As we grow in spiritual understanding and humility, insight and inspiration can become as straightforward as flipping a light switch—and with the same incredible power to enlighten consciousness and heal. In more than one instance, I have found that as soon as a need for healing arises in my life or in the life of those asking me for healing prayer, an idea can immediately come to thought that is perfectly suited to the need at hand, bringing rapid healing.
While I can’t say that I have mastered this, it has become an important touch point in my daily prayer and healing work to ask myself, “Am I on a fix-it mission, praying to improve a flawed mortal, or am I praying with the authority and understanding of God-governed progress?”

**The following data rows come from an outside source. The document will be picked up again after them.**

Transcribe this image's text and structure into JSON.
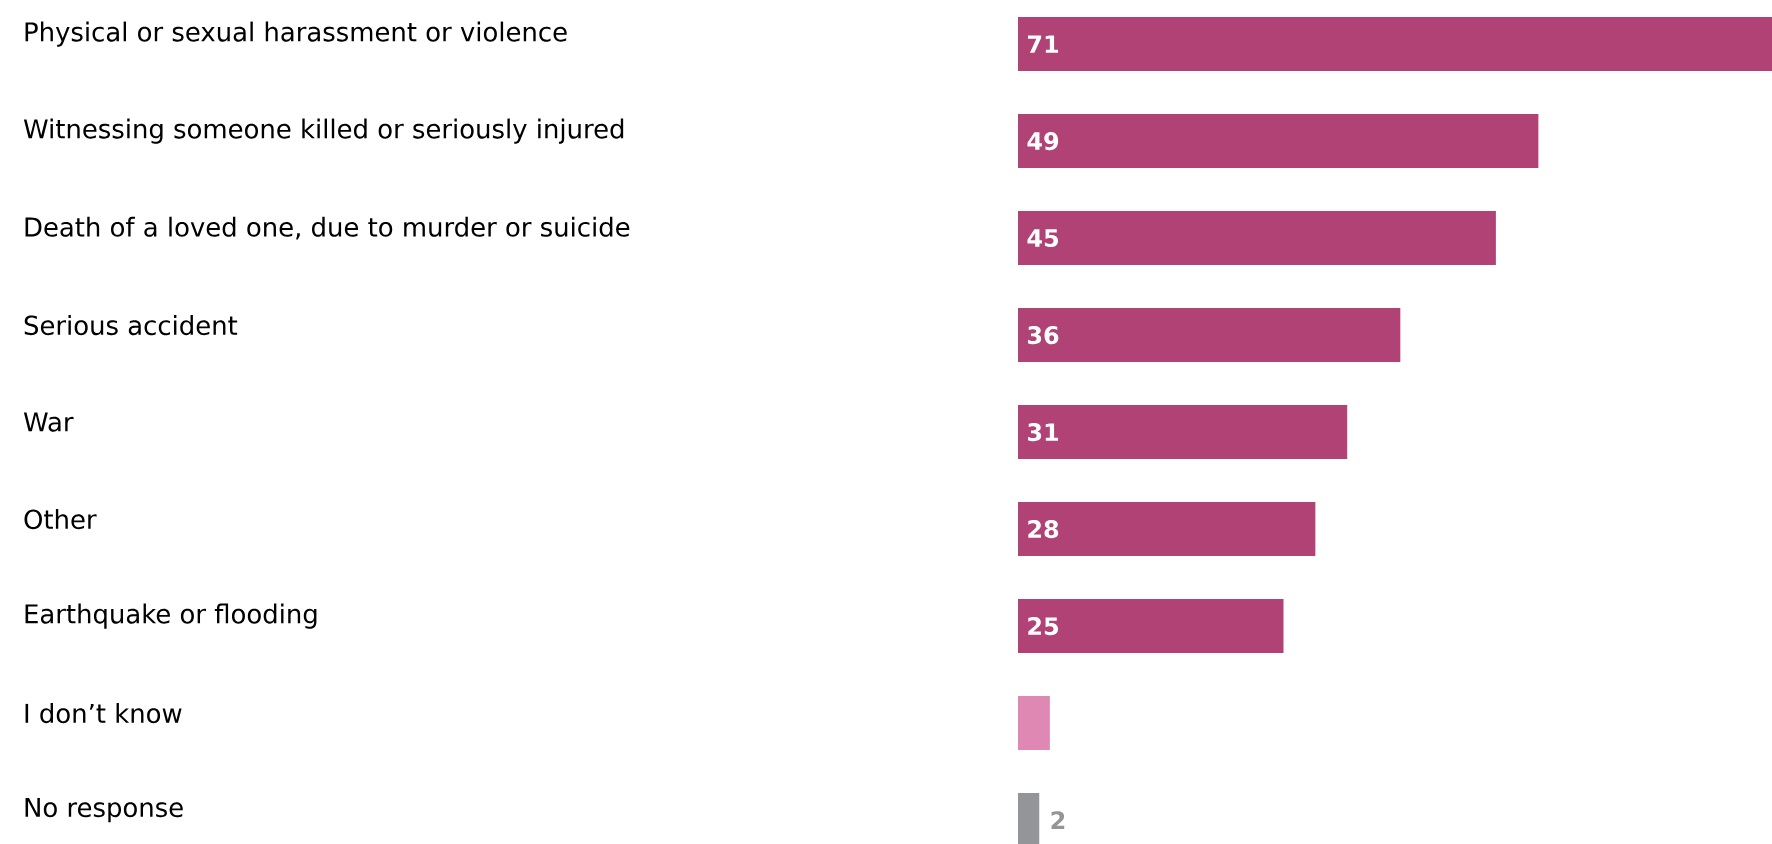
{
  "chart_data": {
    "type": "bar",
    "orientation": "horizontal",
    "categories": [
      "Physical or sexual harassment or violence",
      "Witnessing someone killed or seriously injured",
      "Death of a loved one, due to murder or suicide",
      "Serious accident",
      "War",
      "Other",
      "Earthquake or flooding",
      "I don’t know",
      "No response"
    ],
    "values": [
      71,
      49,
      45,
      36,
      31,
      28,
      25,
      3,
      2
    ],
    "colors": [
      "#b04276",
      "#b04276",
      "#b04276",
      "#b04276",
      "#b04276",
      "#b04276",
      "#b04276",
      "#de88b3",
      "#939598"
    ],
    "value_labels": [
      "71",
      "49",
      "45",
      "36",
      "31",
      "28",
      "25",
      null,
      "2"
    ],
    "xlim": [
      0,
      71
    ],
    "tick_labels": "y"
  }
}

When we understand this God-directed sense, we realize that, truly, spiritual progress isn’t about improvement at all; it’s about waking up to reality. There isn’t anything to improve upon in God’s creation. What we recognize as spiritual progress is in fact an improved view—a holier perspective. Progress is God’s law, a continuous unfoldment of divine ideas, of reality. It’s seeing what is already true about the world and each one of us as spiritual ideas, forever complete and held in the perfection of God, good. As we humbly recognize the power of God’s perpetual unfoldment for man, we discover that we don’t need to turn this spiritual light on; instead, we are, by our very nature, the “light of the world” (Matthew 5:14).